Jill Gilbert Welytok is the managing attorney for Absolute Technology Law Group LLC, which is a team of Registered Patent, Trademark and Transactional attorneys.
Licensing is a topic that comes up week after week at the Northshore I&E Club as our inventors progress down the path of turning concepts into products. I'm especially pleased to see so many of our local inventors successfully negotiating and procuring licensing agreements. But I caution that expectations must be realistic, and I've yet to see any of our members become a millionaire overnight by landing a licensing agreement.
That said, licensing can be a good way to turn a tidy profit on a product if your expectations are realistic, and you take the time to learn the ropes. It is an arrangement where a company pays you a royalty in exchange for the right to make, sell and use a product which you have patented. Companies rarely license un-patented ideas. On the other hand, the patent is worth only as much as the market and development research that underlies it.
Licensing can be a great way for an individual inventor to profit from an invention without risking a lot of funds up front to develop manufacturing and distribution capability. However, it is almost always less profitable than manufacturing a product. The real rewards generally go to the party that has the financial wherewithal and is willing to assume the risk of actually bringing the product to market, as opposed to merely conceptualizing it. When you enter into a license agreement, you generally agree to take a small share of the profits from a product you let someone else produce using your patent rights. Manufacturing often yields profit margins in the 50% range. A typical royalty is 2-5% of the sales price per unit.
The discussions you have with a prospective licensor in the early stages of negotiating a licensing agreement should center on the market for the product, and how close the product is to being ready for market.
Usually, at the initial stages the inventor and licensee (e.g., manufacturer or distributor) review the projections of profits to be made and come to a sort of shared vision of the market. Remember, the manufacturer is taking a financial risk, in deciding whether to market this new product at all. At this stage the inventor should build a sense that the economic interests are aligned and that this is too good an opportunity for the prospective licensee to pass up. Bringing a visible, verbal lawyer in too early sends the wrong message. It can play into something we call the "greedy inventor" scenario, which can kill a deal.
The inventor should be careful to form a good relationship and come off as someone the manufacturer will want to work with at this stage, and possibly on future products. However, the inventor should not give up important legal rights by disclosing too much too soon. The inventor should be careful to check with an attorney before providing copies of patents, patent numbers, etc. at this stage. Unfortunately, some manufacturers lull inventors into a sense that a license offer is forthcoming, when really all they want to do is get information to design around the invention or get the inventors' market concept down. It is by no means the norm, but it happens.

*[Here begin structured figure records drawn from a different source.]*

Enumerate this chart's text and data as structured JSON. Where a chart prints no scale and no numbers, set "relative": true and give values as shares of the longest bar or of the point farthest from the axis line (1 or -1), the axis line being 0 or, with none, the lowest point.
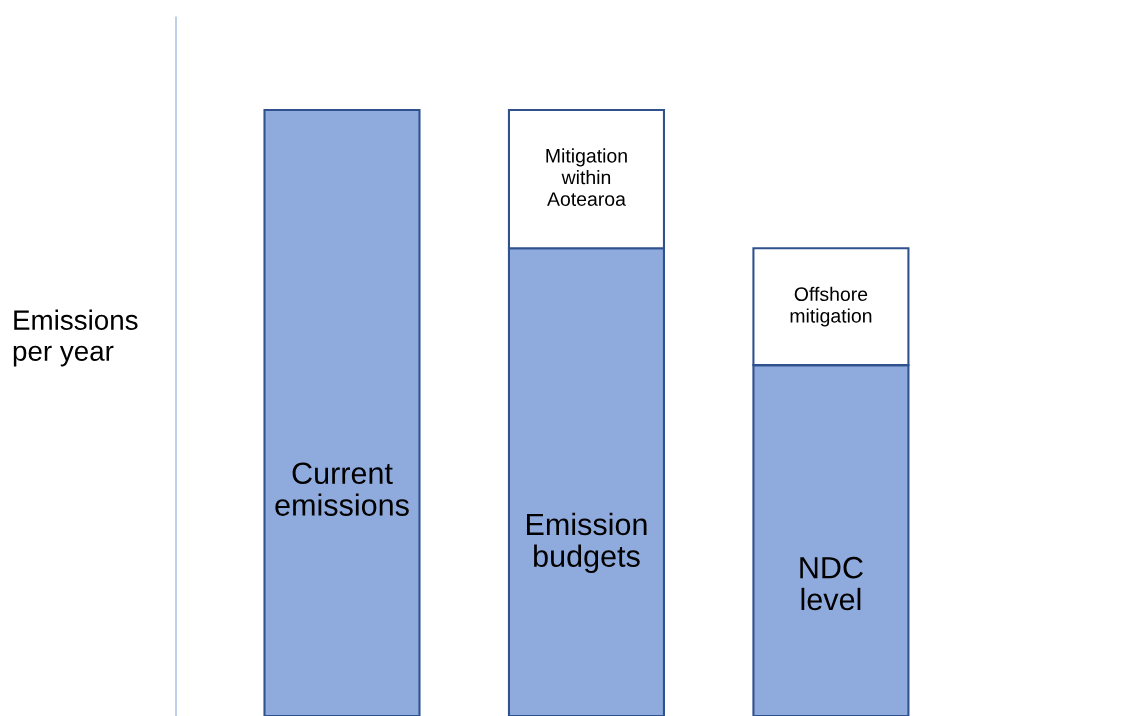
{
  "chart_data": {
    "type": "bar",
    "ylabel": "Emissions\nper year",
    "relative": true,
    "stacked": true,
    "categories": [
      null,
      null,
      null
    ],
    "series": [
      {
        "color": "#8faadc",
        "values": [
          1.0,
          0.772,
          0.579
        ]
      },
      {
        "color": "#ffffff",
        "values": [
          null,
          0.228,
          0.193
        ]
      }
    ],
    "annotations": [
      "Current\nemissions",
      "Emission\nbudgets",
      "Mitigation\nwithin\nAotearoa",
      "NDC\nlevel",
      "Offshore\nmitigation"
    ]
  }
}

Licensing is basically contract law, and the specialized aspect of a license is not so much the contract law itself, but rather the overlay of specialized practices to each particular industry. I am not aware of rigid or standard royalty rates in any industry for products, but I am aware of ranges. There are ascertainable ranges for royalties based on industry comparables, but royalty rates within these ranges truly depend on a variety of industry, competition, market and other factors unique to each product. It is the job of the inventor (or agent) to know and address these factors well in pitching their product, and to research comparable products. Advances and minimums (i.e., up-front payments before actual product sales) are negotiable but not standard, since these things depend on the leverage of the inventor and the risk the manufacturer perceives they are taking. Many license agreements do not offer them at all, and sometimes it is quite reasonable they do not.

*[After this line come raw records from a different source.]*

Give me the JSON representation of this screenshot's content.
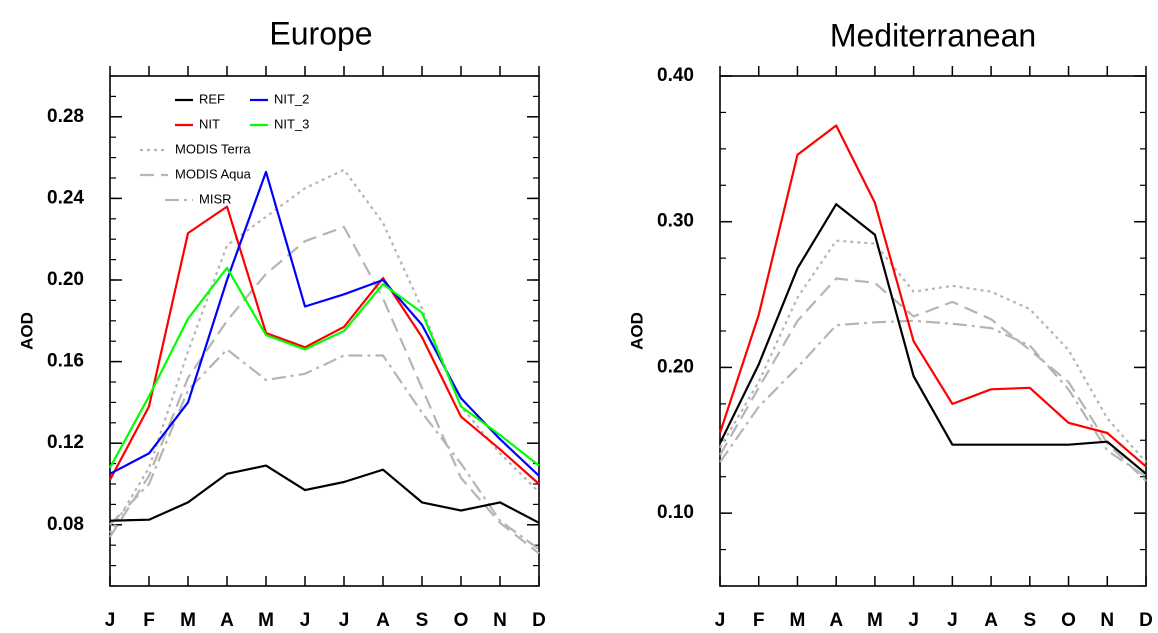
{
  "chart_data": [
    {
      "type": "line",
      "title": "Europe",
      "xlabel": "",
      "ylabel": "AOD",
      "categories": [
        "J",
        "F",
        "M",
        "A",
        "M",
        "J",
        "J",
        "A",
        "S",
        "O",
        "N",
        "D"
      ],
      "ylim": [
        0.05,
        0.3
      ],
      "yticks": [
        0.08,
        0.12,
        0.16,
        0.2,
        0.24,
        0.28
      ],
      "ytick_labels": [
        "0.08",
        "0.12",
        "0.16",
        "0.20",
        "0.24",
        "0.28"
      ],
      "grid": false,
      "legend": "top-left",
      "series": [
        {
          "name": "REF",
          "color": "#000000",
          "dash": "solid",
          "values": [
            0.082,
            0.0825,
            0.091,
            0.105,
            0.109,
            0.097,
            0.101,
            0.107,
            0.091,
            0.087,
            0.091,
            0.081
          ]
        },
        {
          "name": "NIT",
          "color": "#ff0000",
          "dash": "solid",
          "values": [
            0.102,
            0.138,
            0.223,
            0.236,
            0.174,
            0.167,
            0.177,
            0.201,
            0.172,
            0.133,
            0.117,
            0.1
          ]
        },
        {
          "name": "NIT_2",
          "color": "#0000ff",
          "dash": "solid",
          "values": [
            0.105,
            0.115,
            0.14,
            0.2,
            0.253,
            0.187,
            0.193,
            0.2,
            0.178,
            0.142,
            0.122,
            0.104
          ]
        },
        {
          "name": "NIT_3",
          "color": "#00ff00",
          "dash": "solid",
          "values": [
            0.108,
            0.143,
            0.181,
            0.206,
            0.173,
            0.166,
            0.175,
            0.198,
            0.184,
            0.138,
            0.124,
            0.109
          ]
        },
        {
          "name": "MODIS Terra",
          "color": "#b5b5b5",
          "dash": "dot",
          "values": [
            0.076,
            0.108,
            0.165,
            0.217,
            0.231,
            0.245,
            0.254,
            0.228,
            0.186,
            0.138,
            0.115,
            0.096
          ]
        },
        {
          "name": "MODIS Aqua",
          "color": "#b5b5b5",
          "dash": "dash",
          "values": [
            0.074,
            0.104,
            0.152,
            0.18,
            0.203,
            0.219,
            0.226,
            0.191,
            0.147,
            0.103,
            0.081,
            0.066
          ]
        },
        {
          "name": "MISR",
          "color": "#b5b5b5",
          "dash": "dashdot",
          "values": [
            0.08,
            0.1,
            0.146,
            0.166,
            0.151,
            0.154,
            0.163,
            0.163,
            0.135,
            0.11,
            0.082,
            0.068
          ]
        }
      ]
    },
    {
      "type": "line",
      "title": "Mediterranean",
      "xlabel": "",
      "ylabel": "AOD",
      "categories": [
        "J",
        "F",
        "M",
        "A",
        "M",
        "J",
        "J",
        "A",
        "S",
        "O",
        "N",
        "D"
      ],
      "ylim": [
        0.05,
        0.4
      ],
      "yticks": [
        0.1,
        0.2,
        0.3,
        0.4
      ],
      "ytick_labels": [
        "0.10",
        "0.20",
        "0.30",
        "0.40"
      ],
      "grid": false,
      "legend": "",
      "series": [
        {
          "name": "REF",
          "color": "#000000",
          "dash": "solid",
          "values": [
            0.148,
            0.202,
            0.268,
            0.312,
            0.291,
            0.194,
            0.147,
            0.147,
            0.147,
            0.147,
            0.149,
            0.127
          ]
        },
        {
          "name": "NIT",
          "color": "#ff0000",
          "dash": "solid",
          "values": [
            0.155,
            0.236,
            0.346,
            0.366,
            0.313,
            0.218,
            0.175,
            0.185,
            0.186,
            0.162,
            0.155,
            0.132
          ]
        },
        {
          "name": "MODIS Terra",
          "color": "#b5b5b5",
          "dash": "dot",
          "values": [
            0.145,
            0.19,
            0.248,
            0.287,
            0.285,
            0.252,
            0.256,
            0.252,
            0.24,
            0.212,
            0.165,
            0.135
          ]
        },
        {
          "name": "MODIS Aqua",
          "color": "#b5b5b5",
          "dash": "dash",
          "values": [
            0.14,
            0.186,
            0.232,
            0.261,
            0.258,
            0.235,
            0.245,
            0.233,
            0.212,
            0.19,
            0.148,
            0.122
          ]
        },
        {
          "name": "MISR",
          "color": "#b5b5b5",
          "dash": "dashdot",
          "values": [
            0.135,
            0.173,
            0.2,
            0.229,
            0.231,
            0.232,
            0.23,
            0.227,
            0.215,
            0.185,
            0.143,
            0.125
          ]
        }
      ]
    }
  ]
}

With the understanding that all products, markets and stages of development are different, here are a few more tips for negotiating a license for an invention that is near-ready for market.
Consider leveraging interest expressed by one manufacturer to contact others. There is no prohibition on this. Don't drop off communications with the rest of the industry just because one prospective licensor has started a dialogue with you. In fact, rev it up. Generating a sense of competition at this stage, when done appropriately, can help an inventor negotiate a higher royalty. Plus not every deal goes through; it's a good idea to be in contact with multiple prospects. Consider non-exclusive and territorial licenses, and do not rule out the possibility of manufacturing yourself later, which means that the manufacturer will have to view you as a source of potential competition as well. (Manufacturing yourself, when possible, inevitably leads to higher profits.)
Once the parties have a sense of the market, hopefully the inventor has done their homework. At this stage the inventor should:
Know rates of royalty for similar products in the industry.
Be prepared to argue why their product justifies a royalty at the
high end of the range.
Work with an attorney to identify additional points for negotiation
such as actual payment terms, rights retained by inventor, etc
As the inventor, you should be prepared to make good, logical arguments based on facts and market analysis as to why their product justifies a royalty at the high end of the range. The Licensee/Manufacturer/Distributor will then make a counter offer, etc. Once the parties have reached a general agreement, a lawyer can look at the terms or draft an agreement to ensure that expectations are met and there are no clauses which will surprise the inventor unfairly down the road. Sometimes, there is an advance payment to seal the deal, but many times not. Inevitably, attorneys will look closely at the method for verifying the sales on which royalty payments are made and exclusivity issues.